Judge Dodgson rejected the conman’s expressions of remorse, noting: ‘He lied through his teeth.
‘I think he is remorseful that he got caught.
‘I’m sorry, I just can’t regard that as sincere.
‘I can’t see how someone who contested the matter, who in the jury’s judgement, and in mine as well, just blatantly lied throughout and then claimed to be remorseful.’
Opening the case, prosecutor Allison Hunter QC said: ‘These defendants went to exceptionally complex and sophisticated lengths in their orchestration of this fraud.
‘They themselves operate under a number of fluid pseudonyms and false identities, operate a multiplicity of email address, have access to a number of mobile phone numbers and have spread the conduct of this fraud over computers and electronic storage devices sufficient to stock a small warehouse.’
Ms Hunter said the investigators began by identifying one of the multiple false tax credit claimants as Chantelle Gumbs, who has admitted her part in the scam.
The source of the stolen identity was traced to the CSSC in Chadwick Street, Westminster, where six staff had password protected access to members’ details.
Adedamole Oyebode, who worked for the CSSC between August 2008 and August 2010, has since admitted supplying lists of members and their details in return for payment.
She also made calls to the tax credit helpline to obtain application packs.
Further investigation revealed the fraudsters had used the details to create false identities, buy online insurance and open false bank accounts to receive the cash.
The profits of the scam were then transferred out into either their own accounts or through Western Union facilities set up by Sanni and Emmanuel Odeyemi.
Jurors were told that two of the gang, Stephen Odeyemi and his wife Oluwatumininu Banjo, 40, have fled to Nigeria and are wanted abroad.
Ms Hunter said: ‘These individuals conspired together to obtain in excess of £10,260,525.33 in fraudulent tax credits using the identities of 10,300 police officers, MPs, members of the judiciary, and civil servants for example, whose personal data and information was stolen from the Civil Service Sports Council.

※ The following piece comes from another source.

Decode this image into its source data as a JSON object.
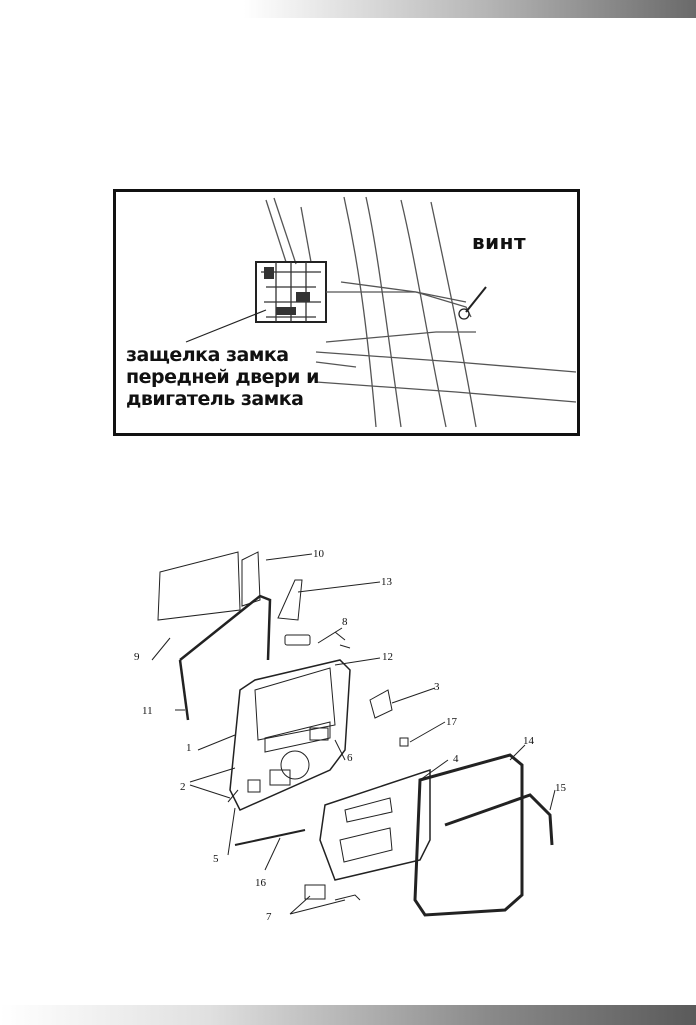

‘The CSSC provides leisure events and activities together with sporting and fitness facilities to approximately 120,000 Public Sector employees or pensioners, including civil servants, local government employees, the NHS, teachers, police officers, fire fighters and HM Armed Forces personnel.’
Sanni, of Moorland Road, Leeds, denied but was convicted of one count of conspiracy to become knowingly concerned in a fraudulent act between 10 March 2009 and 11 June 2013.
Adedamola Oyebode, of Knapmill Road, Bellingham, southeast London, and Chantelle Gumbs were handed suspended sentences, while Stephen Odeyimi of Grafton Road, Dagenham was jailed for three and a half years.
Oluwatumininu Banjo, of Grafton Road, Dagenham, and Stephen Odeyemi, of Palmer Avenue, Gravesend, are believed to be on the run in Nigeria.